Há quem diga que o período de isolamento trouxe problemas para os casais. Que estar o tempo todo juntos ou o tempo todo separados foi um causador de discórdia para o relacionamento.
É verdade que o período de quarentena foi e está sendo algo diferente na vida de todos no mundo inteiro. É uma situação atípica que pode gerar muita ansiedade, afinal, quem de nós estava acostumado a ficar semanas a fio sem sair de casa? Mas discordo quando apontam que isso prejudicou os casais. Como psicólogo clínico e como estudante apaixonado pelo tema “relação amorosas”, vejo que o isolamento trouxe à tona a saúde do casal. Me explico.
Em nossa sociedade, há tempos, existe um conceito tido como verdade absoluta: de que só podemos ser feliz verdadeiramente se encontrarmos alguém para amar. Esse conceito de relacionamento tem sua base no que chamamos de “Amor Romântico” que, em linhas gerais, trata de um amor no campo do ideal, perfeito. Essa cobrança por si já gera inúmeras desordens tanto para o sujeito quanto para o casal. Mas vamos adiante. O cotidiano pré isolamento, que mais se assemelha a um caleidoscópio de compromissos, faz com que fiquemos anestesiados perante nossas relações. Não importa muito como está nosso casamento, sendo bom ou ruim, não tenho muito tempo para ele – o importante é que estou casado. Dessa forma é mais fácil sustentar uma visão romântica do relacionamento, porque, quando não lidamos com ele, há espaço para a fantasia, para o ideal. Nenhum ideal resiste à realidade.

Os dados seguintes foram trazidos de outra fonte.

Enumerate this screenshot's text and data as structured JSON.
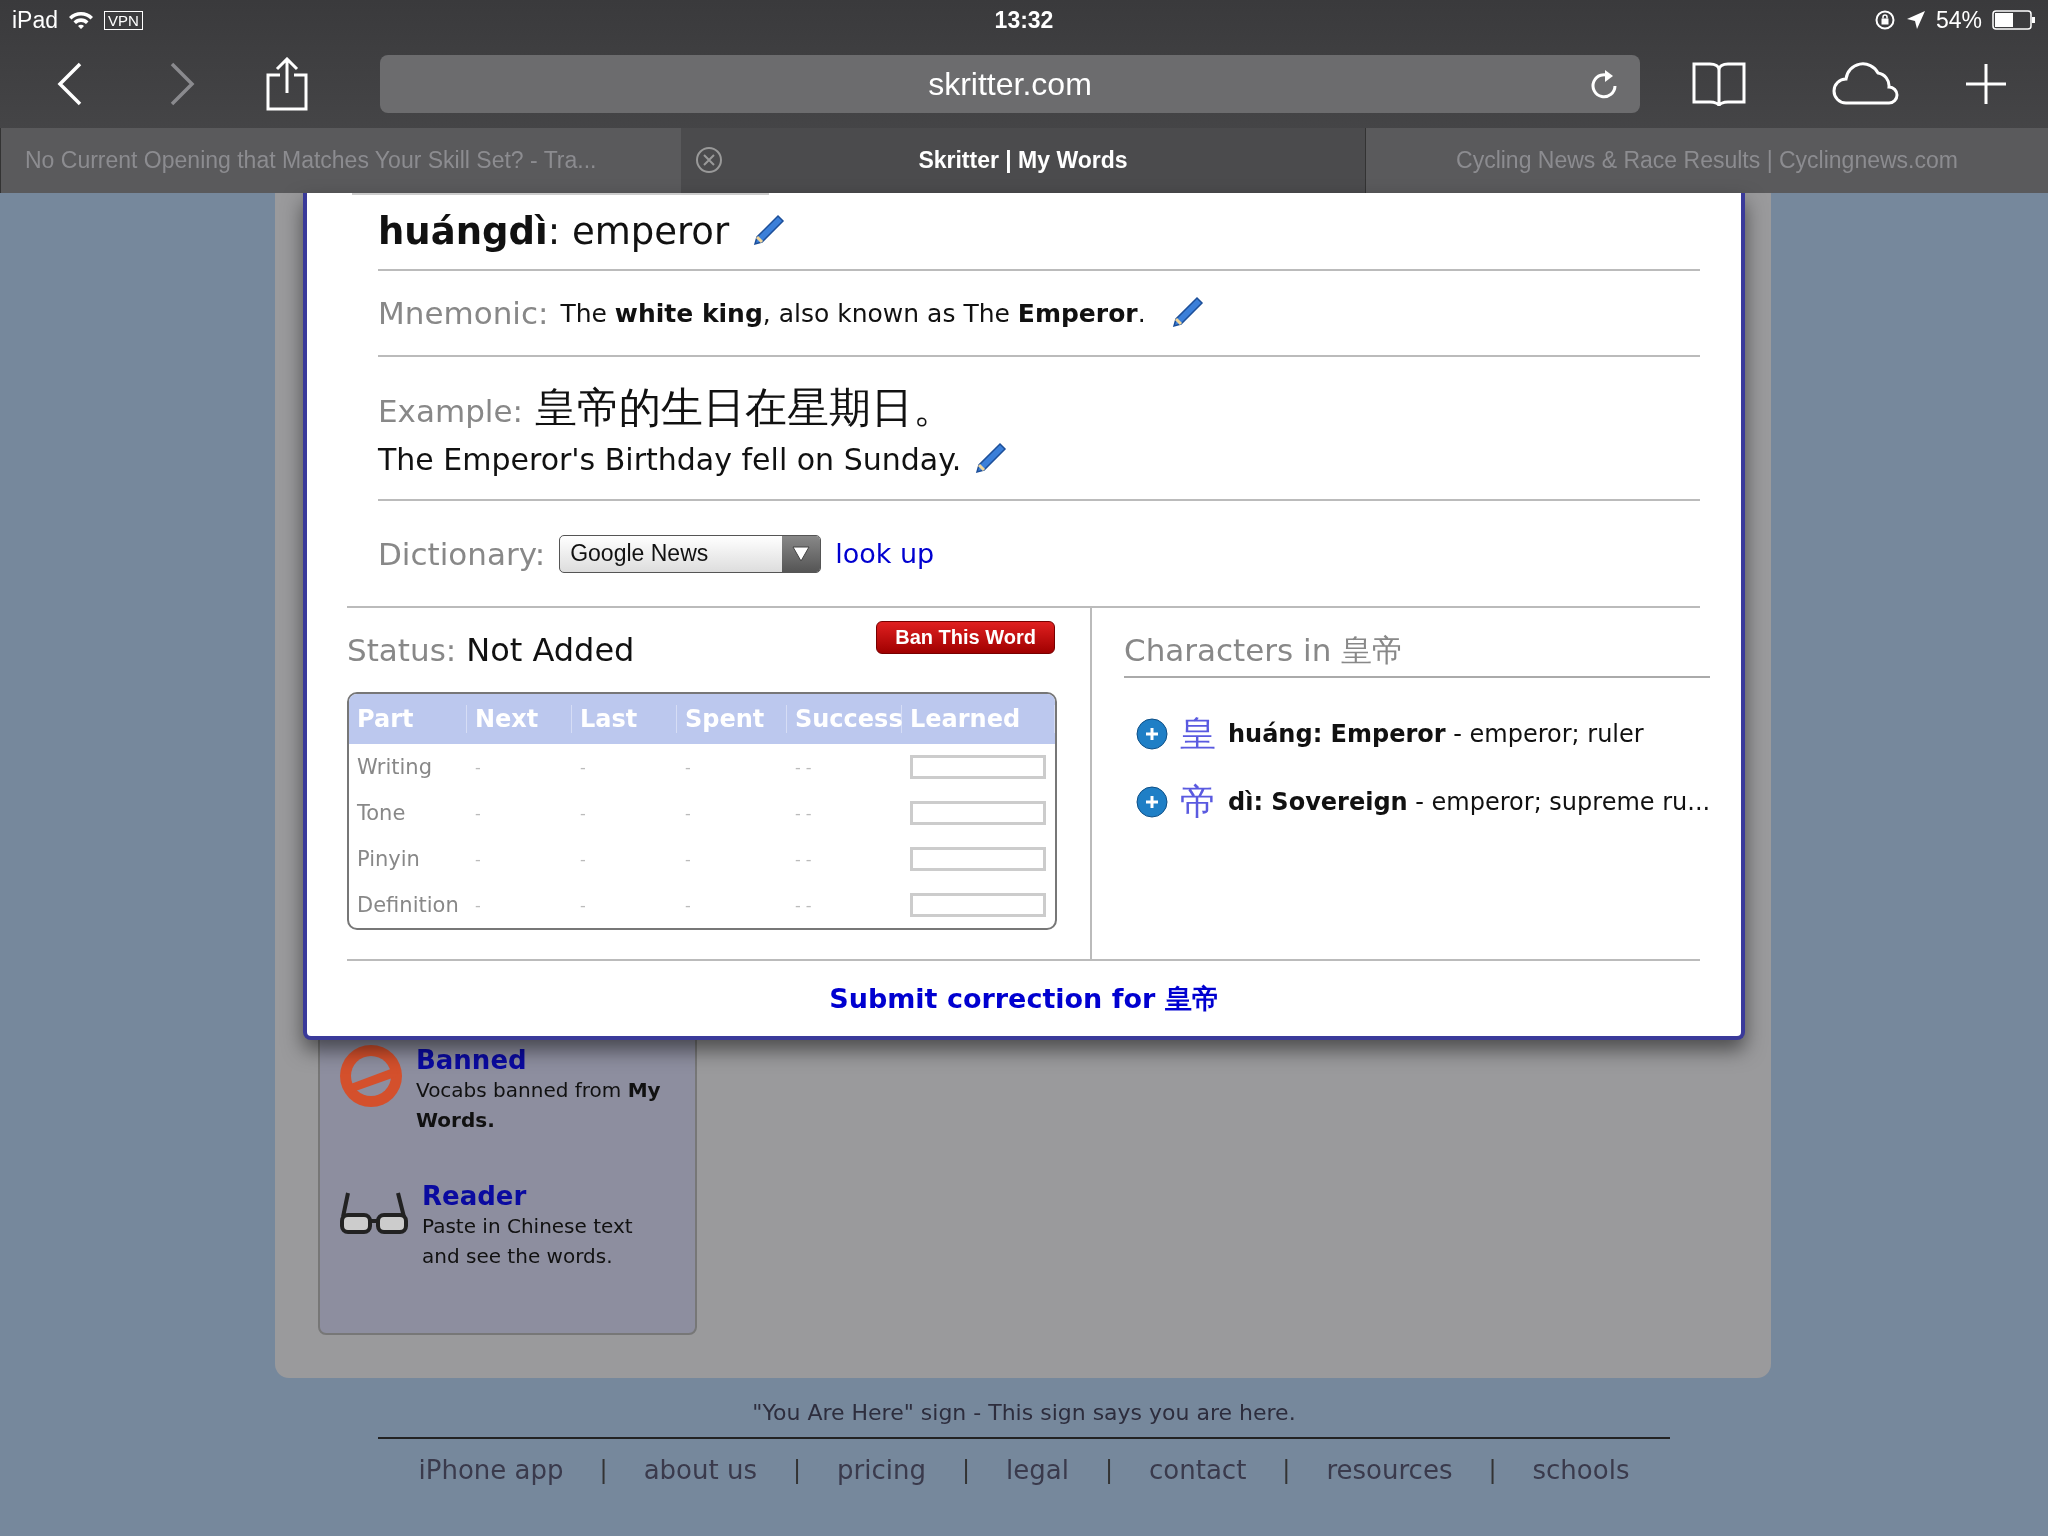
{
  "status_bar": {
    "device": "iPad",
    "vpn": "VPN",
    "time": "13:32",
    "battery": "54%"
  },
  "toolbar": {
    "url": "skritter.com"
  },
  "tabs": [
    {
      "title": "No Current Opening that Matches Your Skill Set? - Tra...",
      "selected": false
    },
    {
      "title": "Skritter | My Words",
      "selected": true
    },
    {
      "title": "Cycling News & Race Results | Cyclingnews.com",
      "selected": false
    }
  ],
  "word_card": {
    "heading": "**huángdì**: emperor",
    "mnemonic_label": "Mnemonic:",
    "mnemonic": "The **white king**, also known as The **Emperor**.",
    "example_label": "Example:",
    "example": "皇帝的生日在星期日。",
    "example_translation": "The Emperor's Birthday fell on Sunday.",
    "dictionary_label": "Dictionary:",
    "dictionary": "Google News",
    "look_up": "look up",
    "status_label": "Status:",
    "status": "Not Added",
    "ban_button": "Ban This Word",
    "progress_table": {
      "columns": [
        "Part",
        "Next",
        "Last",
        "Spent",
        "Success",
        "Learned"
      ],
      "rows": [
        {
          "part": "Writing",
          "next": "-",
          "last": "-",
          "spent": "-",
          "success": "- -",
          "level": 0
        },
        {
          "part": "Tone",
          "next": "-",
          "last": "-",
          "spent": "-",
          "success": "- -",
          "level": 0
        },
        {
          "part": "Pinyin",
          "next": "-",
          "last": "-",
          "spent": "-",
          "success": "- -",
          "level": 0
        },
        {
          "part": "Definition",
          "next": "-",
          "last": "-",
          "spent": "-",
          "success": "- -",
          "level": 0
        }
      ]
    },
    "characters_heading": "Characters in 皇帝",
    "characters": [
      {
        "character": "皇",
        "entry": "**huáng: Emperor** - emperor; ruler"
      },
      {
        "character": "帝",
        "entry": "**dì: Sovereign** - emperor; supreme ru..."
      }
    ],
    "submit_correction": "Submit correction for 皇帝"
  },
  "sidebar": {
    "items": [
      {
        "kind": "banned",
        "title": "Banned",
        "description": "Vocabs banned from **My Words.**"
      },
      {
        "kind": "reader",
        "title": "Reader",
        "description": "Paste in Chinese text and see the words."
      }
    ]
  },
  "footer": {
    "caption": "\"You Are Here\" sign - This sign says you are here.",
    "items": [
      {
        "kind": "link",
        "text": "iPhone app"
      },
      {
        "kind": "separator",
        "text": "|"
      },
      {
        "kind": "link",
        "text": "about us"
      },
      {
        "kind": "separator",
        "text": "|"
      },
      {
        "kind": "link",
        "text": "pricing"
      },
      {
        "kind": "separator",
        "text": "|"
      },
      {
        "kind": "link",
        "text": "legal"
      },
      {
        "kind": "separator",
        "text": "|"
      },
      {
        "kind": "link",
        "text": "contact"
      },
      {
        "kind": "separator",
        "text": "|"
      },
      {
        "kind": "link",
        "text": "resources"
      },
      {
        "kind": "separator",
        "text": "|"
      },
      {
        "kind": "link",
        "text": "schools"
      }
    ]
  }
}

Durante o isolamento toda essa rotina atribulada deu lugar à uma permanência em casa com o cônjuge. Não há mais anestesia. Foi preciso olhar para as relações de frente. Olhar para as relações que se tem no casamento e também com os filhos. Ou seja, se antes cada pessoa do casal saia cedo para ir trabalhar e tinha o dia todo com sua vida, sua individualidade, lidando com o parceiro(a) apenas de noite, quando retornava para casa, em isolamento foi preciso aprender (às vezes com muito custo) a passar o dia todo juntos, aprendendo (ou não) a equilibrar individualidade e conjugalidade.
Para muitos casais, isso não foi difícil. Muitas pessoas já formavam um casal saudável, que funcionava bem juntos. A pandemia só colocou isso à prova e o casal mostrou o quanto ficam bem mesmo na adversidade. Inclusive foi possível perceber como muitos casais se reaproximaram nesse isolamento. Voltaram a ser namorados, aproveitaram que poderiam ter mais tempo juntos. Assim como alguns pais passaram a conhecer melhor seus filhos.

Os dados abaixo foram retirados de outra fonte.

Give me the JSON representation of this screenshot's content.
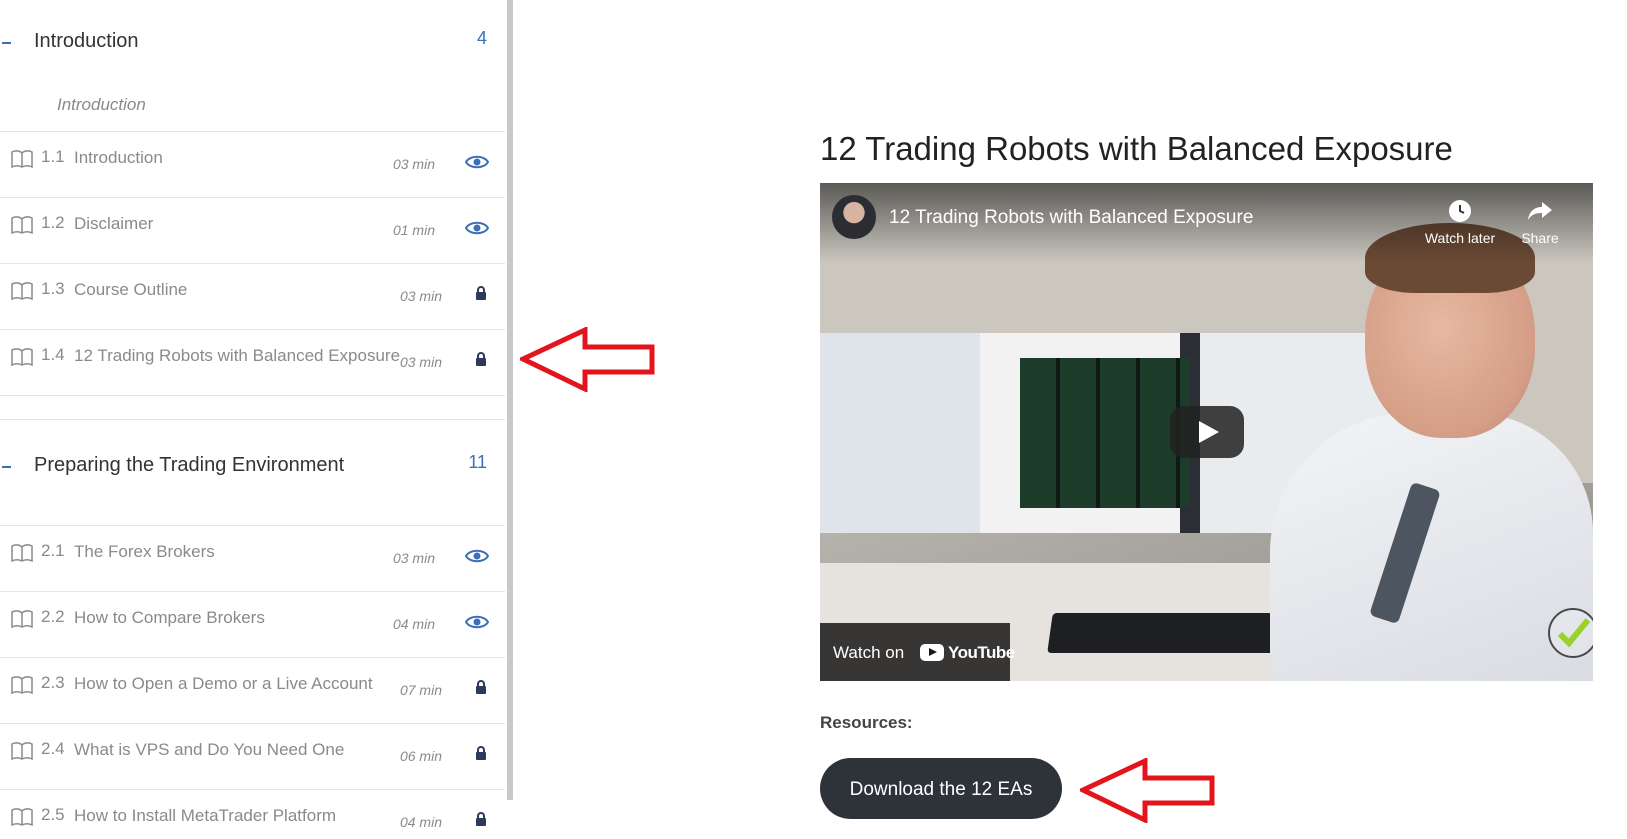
{
  "sidebar": {
    "sections": [
      {
        "title": "Introduction",
        "count": "4",
        "subtitle": "Introduction",
        "lessons": [
          {
            "num": "1.1",
            "title": "Introduction",
            "duration": "03 min",
            "access": "preview"
          },
          {
            "num": "1.2",
            "title": "Disclaimer",
            "duration": "01 min",
            "access": "preview"
          },
          {
            "num": "1.3",
            "title": "Course Outline",
            "duration": "03 min",
            "access": "locked"
          },
          {
            "num": "1.4",
            "title": "12 Trading Robots with Balanced Exposure",
            "duration": "03 min",
            "access": "locked"
          }
        ]
      },
      {
        "title": "Preparing the Trading Environment",
        "count": "11",
        "lessons": [
          {
            "num": "2.1",
            "title": "The Forex Brokers",
            "duration": "03 min",
            "access": "preview"
          },
          {
            "num": "2.2",
            "title": "How to Compare Brokers",
            "duration": "04 min",
            "access": "preview"
          },
          {
            "num": "2.3",
            "title": "How to Open a Demo or a Live Account",
            "duration": "07 min",
            "access": "locked"
          },
          {
            "num": "2.4",
            "title": "What is VPS and Do You Need One",
            "duration": "06 min",
            "access": "locked"
          },
          {
            "num": "2.5",
            "title": "How to Install MetaTrader Platform",
            "duration": "04 min",
            "access": "locked"
          }
        ]
      }
    ]
  },
  "main": {
    "title": "12 Trading Robots with Balanced Exposure",
    "video": {
      "title": "12 Trading Robots with Balanced Exposure",
      "watch_later": "Watch later",
      "share": "Share",
      "watch_on": "Watch on",
      "youtube": "YouTube"
    },
    "resources_label": "Resources:",
    "download_label": "Download the 12 EAs"
  },
  "colors": {
    "accent": "#3c6fb8",
    "lock": "#2e3a5c",
    "button_bg": "#2d3338",
    "annotation_arrow": "#e3141b"
  }
}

Para outros casais a situações foi encarada um pouco diferente. Com a permanência constante em casa, a saúde frágil do relacionamento veio à tona. Brigas e implicações a todo momento ou ainda a indiferença e falta de diálogo foram os principais sintomas da exposição dessa fragilidade. Se antes era possível “fugir” da relação, seja com trabalho, clubes, shopping ou academia, no isolamento os casais tiveram que olhar para isso de frente. Nesse momento podemos voltar a pensar no imperativo social do casamento (quantos casais se casaram querendo se casar?) ou ainda no modelo que sustenta nossas relações do Amor Romântico (o quanto lidar com a realidade da minha esposa/marido não derruba a fantasia ou o ideal que eu alimentava por ela/ele?).
A arte de se relacionar bem, de ser feliz no amor reside na capacidade de manter o equilíbrio entre a sua individualidade e a conjugalidade do casal, bem como lidar com o que há de real da relação e do parceiro(a). Essa premissa é antiga e é graças a ela que muitos casais conseguem viver bem, feliz num relacionamento longevo.
Quando me questionam como eu vejo as relações numa situação pós pandemia penso que esses dois cenários podem se intensificar: o dos casais que valorizam e zelam por sua individualidade ao mesmo tempo que desfrutam a companhia da pessoa amada, não se alienando com a rotina e enfrentando as dores e delícias que a realidade nos apresenta; e também o cenários dos casais que vão idealizar ainda mais seu parceiro(a), tornando a relação com a realidade mais frustrante, aumentado talvez as tarefas cotidianas para não lidar com a realidade, podendo ainda abrir mão de sua individualidade em detrimento do casal – ou então abrindo mão da conjugalidade para viver exclusivamente sua vida individual.
De qualquer maneira, antes, durante ou após a pandemia, são basicamente dois cenários. Não há mal externo. Não há cura milagrosa. A relação conjugal saudável depende apenas do casal!